After earning his undergraduate degree in 1998 from Florida A&M University and winning a coveted consulting job at McKinsey and Co., Rayford P. Davis realized he couldn’t resist the allure of the Internet and joined a promising start-up company. But the company, Ethcentric, went bust in 2001, and Davis decided the time was ripe to get an MBA.
Davis was one of the 906 students accepted to this year’s first-year class at Harvard Business School (HBS) out of a record 8,893 who applied.
The dramatic increase in applicants to HBS reflects a nationwide trend of surging interest in both business schools and law schools, which many say is due to the economic slowdown.
The nationwide trend is even more pronounced for law schools than business schools. According to the Law School Admissions Council, applications to law schools around the country are up by 5.6 percent this year—the largest increase since 1991—and are expected to increase even more next year.
Harvard Law School (HLS) reported a 6 percent increase in applications for this year’s incoming class, putting it slightly ahead of the national average.
Officials at both HLS and HBS, however, say it is too early to know for sure whether the economy is the cause.
“History suggests that when the economy is down law school applications are up,” said HLS Assistant Dean for Admissions and Financial Aid Joyce P. Curll ’65.
“It’s a good time to go to law school. It’s a good time to go to school, period,” she said.
Davis also cited timing as the primary reason for his decision to return to school.
“Given the current environment, it’s a good time to add those credentials,” said Davis, referring to the cache of an MBA degree.
Davis called the recent economic boom “a fantasy world” that would eventually have to return to normality.
At the height of the dot-com fever, many in the business world felt that a lack of an MBA degree was not necessarily an impediment to entrepreneurial success. But now that the fantasy is over, business and law schools seem to be more attractive to those looking for a stable paycheck.
While it is too early to know how the renewed interest in law and business schools will affect the demographics of the HLS and HBS student bodies, forecasts are mixed—especially at HLS—about a possible influx of Silicon Valley refugees.

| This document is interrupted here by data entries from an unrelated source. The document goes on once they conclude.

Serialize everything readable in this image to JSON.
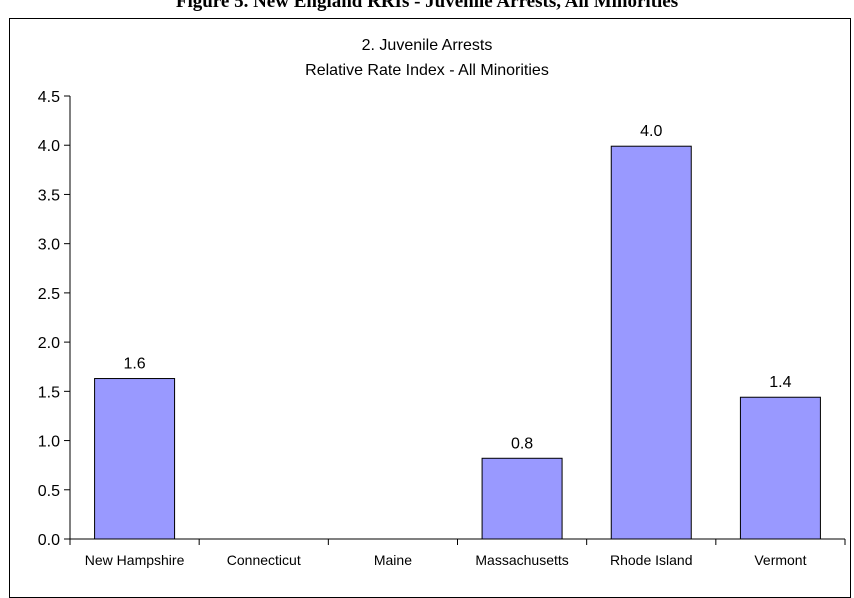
{
  "figure_caption": "Figure 5. New England RRIs - Juvenile Arrests, All Minorities",
  "colors": {
    "bar_fill": "#9999ff",
    "bar_stroke": "#000000",
    "axis": "#000000"
  },
  "chart_data": {
    "type": "bar",
    "title": "2. Juvenile Arrests",
    "subtitle": "Relative Rate Index - All Minorities",
    "categories": [
      "New Hampshire",
      "Connecticut",
      "Maine",
      "Massachusetts",
      "Rhode Island",
      "Vermont"
    ],
    "values": [
      1.63,
      null,
      null,
      0.82,
      3.99,
      1.44
    ],
    "data_labels": [
      "1.6",
      "",
      "",
      "0.8",
      "4.0",
      "1.4"
    ],
    "y_ticks": [
      "0.0",
      "0.5",
      "1.0",
      "1.5",
      "2.0",
      "2.5",
      "3.0",
      "3.5",
      "4.0",
      "4.5"
    ],
    "ylim": [
      0,
      4.5
    ],
    "xlabel": "",
    "ylabel": "",
    "grid": false,
    "legend": "none"
  }
}
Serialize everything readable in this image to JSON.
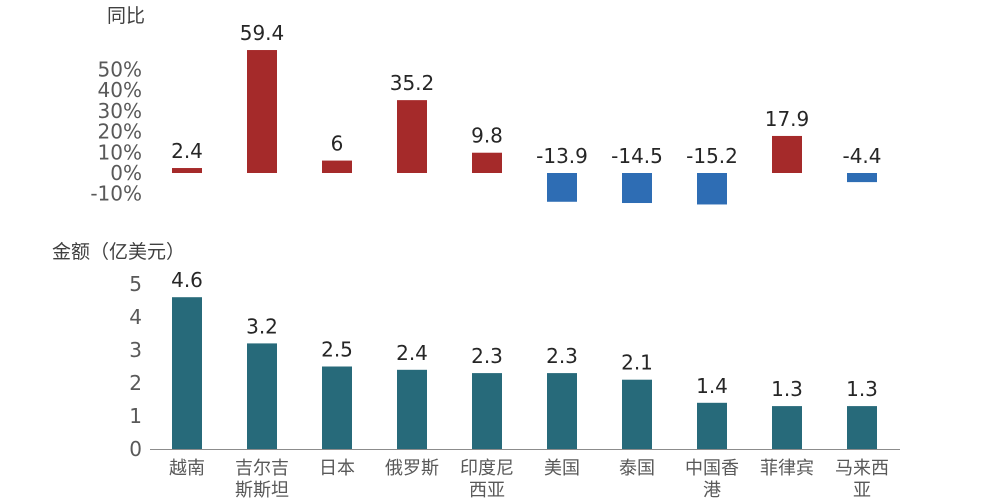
{
  "chart_data": [
    {
      "type": "bar",
      "title": "",
      "ylabel": "同比",
      "xlabel": "",
      "categories": [
        "越南",
        "吉尔吉斯斯坦",
        "日本",
        "俄罗斯",
        "印度尼西亚",
        "美国",
        "泰国",
        "中国香港",
        "菲律宾",
        "马来西亚"
      ],
      "category_lines": [
        [
          "越南"
        ],
        [
          "吉尔吉",
          "斯斯坦"
        ],
        [
          "日本"
        ],
        [
          "俄罗斯"
        ],
        [
          "印度尼",
          "西亚"
        ],
        [
          "美国"
        ],
        [
          "泰国"
        ],
        [
          "中国香",
          "港"
        ],
        [
          "菲律宾"
        ],
        [
          "马来西",
          "亚"
        ]
      ],
      "values": [
        2.4,
        59.4,
        6,
        35.2,
        9.8,
        -13.9,
        -14.5,
        -15.2,
        17.9,
        -4.4
      ],
      "data_labels": [
        "2.4",
        "59.4",
        "6",
        "35.2",
        "9.8",
        "-13.9",
        "-14.5",
        "-15.2",
        "17.9",
        "-4.4"
      ],
      "yticks": [
        50,
        40,
        30,
        20,
        10,
        0,
        -10
      ],
      "ytick_labels": [
        "50%",
        "40%",
        "30%",
        "20%",
        "10%",
        "0%",
        "-10%"
      ],
      "ylim": [
        -10,
        60
      ],
      "grid": false,
      "colors": {
        "positive": "#a52a2a",
        "negative": "#2e6db4"
      }
    },
    {
      "type": "bar",
      "title": "",
      "ylabel": "金额（亿美元）",
      "xlabel": "",
      "categories": [
        "越南",
        "吉尔吉斯斯坦",
        "日本",
        "俄罗斯",
        "印度尼西亚",
        "美国",
        "泰国",
        "中国香港",
        "菲律宾",
        "马来西亚"
      ],
      "category_lines": [
        [
          "越南"
        ],
        [
          "吉尔吉",
          "斯斯坦"
        ],
        [
          "日本"
        ],
        [
          "俄罗斯"
        ],
        [
          "印度尼",
          "西亚"
        ],
        [
          "美国"
        ],
        [
          "泰国"
        ],
        [
          "中国香",
          "港"
        ],
        [
          "菲律宾"
        ],
        [
          "马来西",
          "亚"
        ]
      ],
      "values": [
        4.6,
        3.2,
        2.5,
        2.4,
        2.3,
        2.3,
        2.1,
        1.4,
        1.3,
        1.3
      ],
      "data_labels": [
        "4.6",
        "3.2",
        "2.5",
        "2.4",
        "2.3",
        "2.3",
        "2.1",
        "1.4",
        "1.3",
        "1.3"
      ],
      "yticks": [
        0,
        1,
        2,
        3,
        4,
        5
      ],
      "ytick_labels": [
        "0",
        "1",
        "2",
        "3",
        "4",
        "5"
      ],
      "ylim": [
        0,
        5
      ],
      "grid": false,
      "colors": {
        "bar": "#276a7a",
        "axis": "#8c8c8c"
      }
    }
  ]
}
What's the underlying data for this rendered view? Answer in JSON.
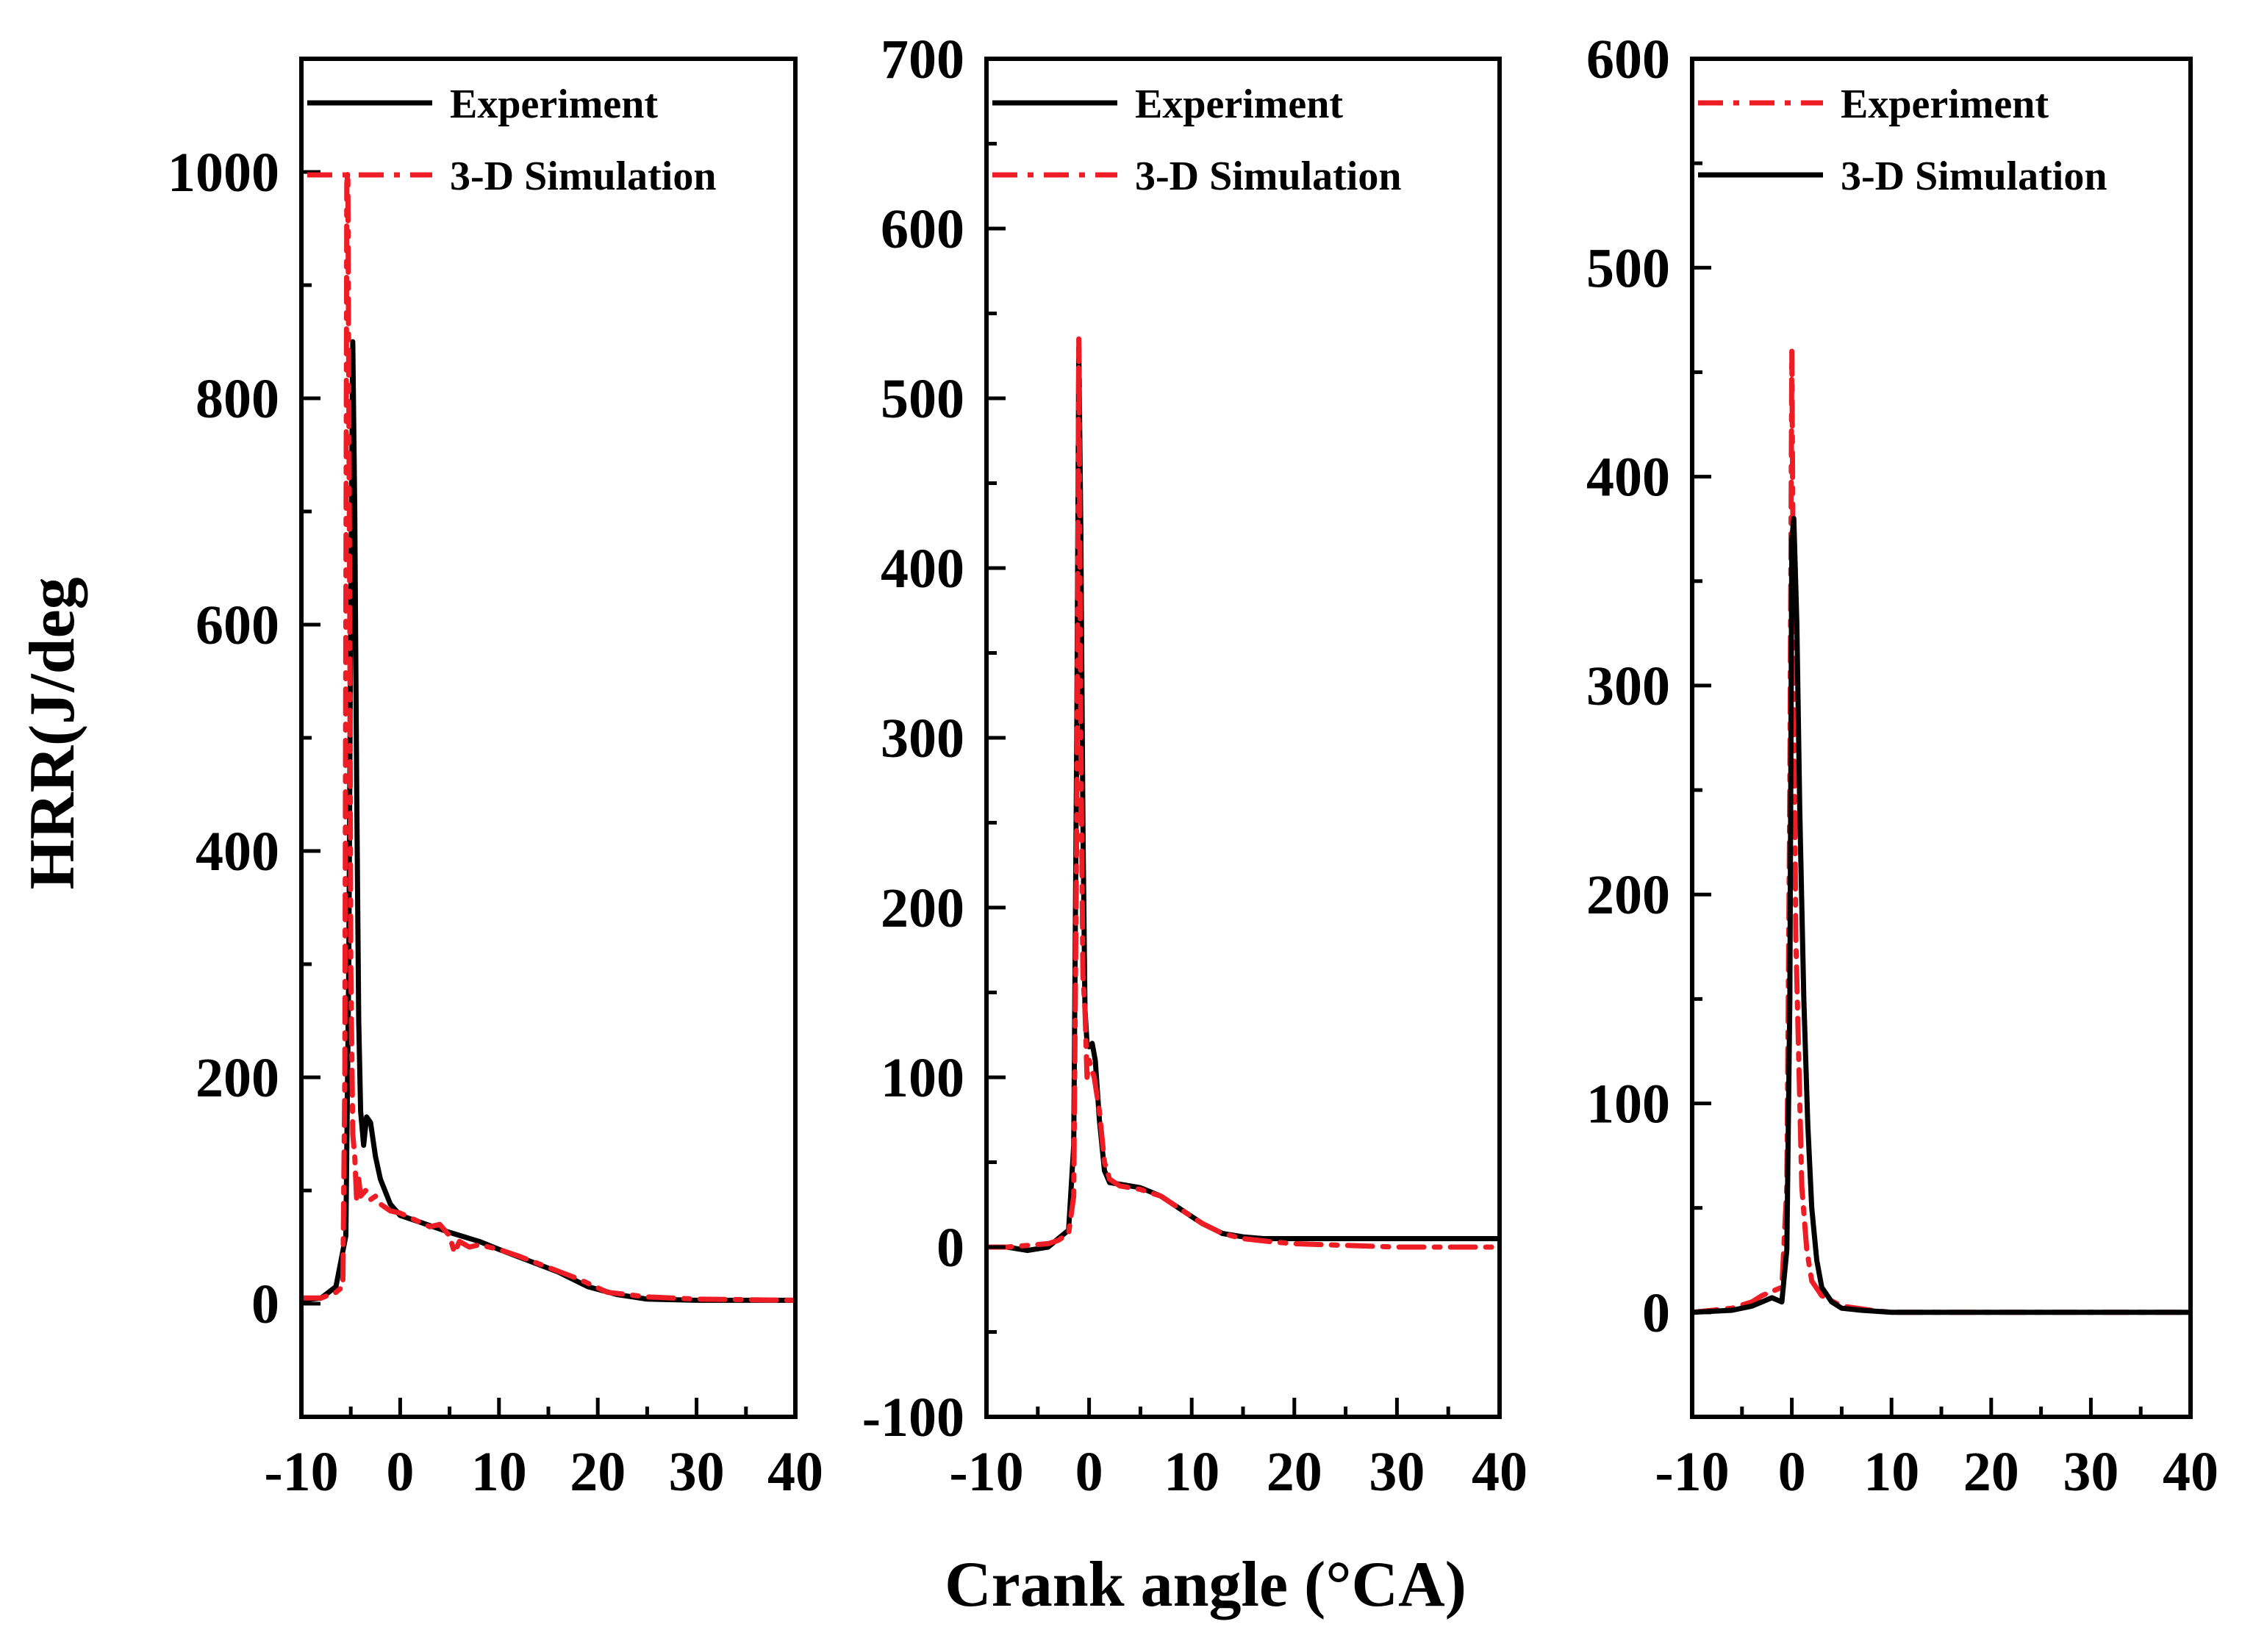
{
  "figure": {
    "ylabel": "HRR(J/deg",
    "xlabel": "Crank angle (°CA)"
  },
  "colors": {
    "experiment_black": "#000000",
    "simulation_red": "#ee1c25"
  },
  "chart_data": [
    {
      "type": "line",
      "xlim": [
        -10,
        40
      ],
      "ylim": [
        -100,
        1100
      ],
      "xticks": [
        -10,
        0,
        10,
        20,
        30,
        40
      ],
      "xtick_labels": [
        "-10",
        "0",
        "10",
        "20",
        "30",
        "40"
      ],
      "yticks": [
        0,
        200,
        400,
        600,
        800,
        1000
      ],
      "ytick_labels": [
        "0",
        "200",
        "400",
        "600",
        "800",
        "1000"
      ],
      "legend": {
        "position": "top-right",
        "labels": [
          "Experiment",
          "3-D Simulation"
        ]
      },
      "series": [
        {
          "name": "Experiment",
          "color": "#000000",
          "style": "solid",
          "x": [
            -10,
            -8,
            -6.5,
            -5.5,
            -5.2,
            -5,
            -4.8,
            -4.6,
            -4.4,
            -4.2,
            -4,
            -3.7,
            -3.4,
            -3,
            -2.5,
            -2,
            -1,
            0,
            2,
            5,
            8,
            10,
            13,
            16,
            19,
            22,
            25,
            30,
            40
          ],
          "y": [
            3,
            5,
            15,
            60,
            300,
            620,
            850,
            700,
            450,
            250,
            170,
            140,
            165,
            160,
            130,
            110,
            88,
            78,
            72,
            63,
            55,
            48,
            38,
            28,
            15,
            8,
            4,
            3,
            3
          ]
        },
        {
          "name": "3-D Simulation",
          "color": "#ee1c25",
          "style": "dashdot",
          "x": [
            -10,
            -8,
            -6.5,
            -5.8,
            -5.6,
            -5.4,
            -5.3,
            -5.1,
            -5,
            -4.8,
            -4.6,
            -4.4,
            -4.2,
            -4,
            -3.5,
            -3,
            -2.5,
            -2,
            -1,
            0,
            2,
            3,
            4,
            5,
            5.5,
            6,
            7,
            8,
            10,
            12,
            15,
            18,
            21,
            25,
            30,
            40
          ],
          "y": [
            5,
            5,
            10,
            15,
            200,
            990,
            1000,
            600,
            300,
            150,
            130,
            90,
            110,
            95,
            100,
            92,
            95,
            88,
            82,
            80,
            72,
            68,
            70,
            60,
            45,
            55,
            50,
            52,
            48,
            42,
            32,
            22,
            10,
            6,
            4,
            3
          ]
        }
      ]
    },
    {
      "type": "line",
      "xlim": [
        -10,
        40
      ],
      "ylim": [
        -100,
        700
      ],
      "xticks": [
        -10,
        0,
        10,
        20,
        30,
        40
      ],
      "xtick_labels": [
        "-10",
        "0",
        "10",
        "20",
        "30",
        "40"
      ],
      "yticks": [
        -100,
        0,
        100,
        200,
        300,
        400,
        500,
        600,
        700
      ],
      "ytick_labels": [
        "-100",
        "0",
        "100",
        "200",
        "300",
        "400",
        "500",
        "600",
        "700"
      ],
      "legend": {
        "position": "top-right",
        "labels": [
          "Experiment",
          "3-D Simulation"
        ]
      },
      "series": [
        {
          "name": "Experiment",
          "color": "#000000",
          "style": "solid",
          "x": [
            -10,
            -8,
            -6,
            -4,
            -3,
            -2,
            -1.5,
            -1.2,
            -1,
            -0.8,
            -0.6,
            -0.4,
            -0.2,
            0,
            0.3,
            0.6,
            1,
            1.5,
            2,
            3,
            5,
            7,
            9,
            11,
            13,
            15,
            17,
            20,
            25,
            30,
            40
          ],
          "y": [
            0,
            0,
            -2,
            0,
            5,
            10,
            60,
            300,
            530,
            420,
            250,
            140,
            120,
            118,
            120,
            110,
            75,
            45,
            38,
            37,
            35,
            30,
            22,
            14,
            8,
            6,
            5,
            5,
            5,
            5,
            5
          ]
        },
        {
          "name": "3-D Simulation",
          "color": "#ee1c25",
          "style": "dashdot",
          "x": [
            -10,
            -8,
            -6,
            -4,
            -3,
            -2,
            -1.5,
            -1.2,
            -1,
            -0.8,
            -0.6,
            -0.4,
            -0.2,
            0,
            0.5,
            1,
            1.5,
            2,
            3,
            5,
            7,
            9,
            11,
            13,
            15,
            18,
            20,
            25,
            30,
            40
          ],
          "y": [
            0,
            0,
            1,
            2,
            4,
            8,
            30,
            250,
            535,
            300,
            160,
            140,
            100,
            110,
            100,
            80,
            50,
            40,
            36,
            34,
            30,
            22,
            14,
            8,
            5,
            3,
            2,
            1,
            0,
            0
          ]
        }
      ]
    },
    {
      "type": "line",
      "xlim": [
        -10,
        40
      ],
      "ylim": [
        -50,
        600
      ],
      "xticks": [
        -10,
        0,
        10,
        20,
        30,
        40
      ],
      "xtick_labels": [
        "-10",
        "0",
        "10",
        "20",
        "30",
        "40"
      ],
      "yticks": [
        0,
        100,
        200,
        300,
        400,
        500,
        600
      ],
      "ytick_labels": [
        "0",
        "100",
        "200",
        "300",
        "400",
        "500",
        "600"
      ],
      "legend": {
        "position": "top-right",
        "labels": [
          "Experiment",
          "3-D Simulation"
        ]
      },
      "series": [
        {
          "name": "Experiment",
          "color": "#ee1c25",
          "style": "dashdot",
          "x": [
            -10,
            -6,
            -4,
            -3,
            -2,
            -1,
            -0.5,
            -0.2,
            0,
            0.2,
            0.4,
            0.7,
            1,
            1.5,
            2,
            3,
            5,
            8,
            10,
            15,
            20,
            30,
            40
          ],
          "y": [
            0,
            2,
            5,
            8,
            10,
            12,
            60,
            250,
            460,
            300,
            180,
            120,
            60,
            30,
            15,
            8,
            3,
            1,
            0,
            0,
            0,
            0,
            0
          ]
        },
        {
          "name": "3-D Simulation",
          "color": "#000000",
          "style": "solid",
          "x": [
            -10,
            -6,
            -4,
            -3,
            -2,
            -1.5,
            -1,
            -0.5,
            -0.2,
            0,
            0.2,
            0.5,
            0.8,
            1.2,
            1.6,
            2,
            2.5,
            3,
            4,
            5,
            7,
            10,
            15,
            20,
            30,
            40
          ],
          "y": [
            0,
            1,
            3,
            5,
            7,
            6,
            5,
            30,
            150,
            370,
            380,
            330,
            240,
            150,
            90,
            50,
            25,
            12,
            5,
            2,
            1,
            0,
            0,
            0,
            0,
            0
          ]
        }
      ]
    }
  ]
}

“People who are very business- and entrepreneurial-minded might be a nice injection,” said first-year HLS student Katherine W. Wray.
But she also said that “it could be bad because if you have people who are coming just to make money and to hedge against an economic downturn it could lessen the intellectual curiosity of the place.”
At HLS, however, this has happened before—most recently during the last recession in the early 1990’s. The number of applications to this year’s class pales in comparison to the surge in applications in the early 1990’s, when the economic downturn was more severe than it is now, according to Curll.
HLS professor Jonathan Zittrain sees no problem with the economic downturn opening the floodgates at the admissions office.
“So long as the law school’s intellectual puzzles are interesting and socially relevant, I think refugess from other pursuits can be inspired by what they find and, thanks to their backgrounds, make distinct contributions,” he wrote in an e-mail.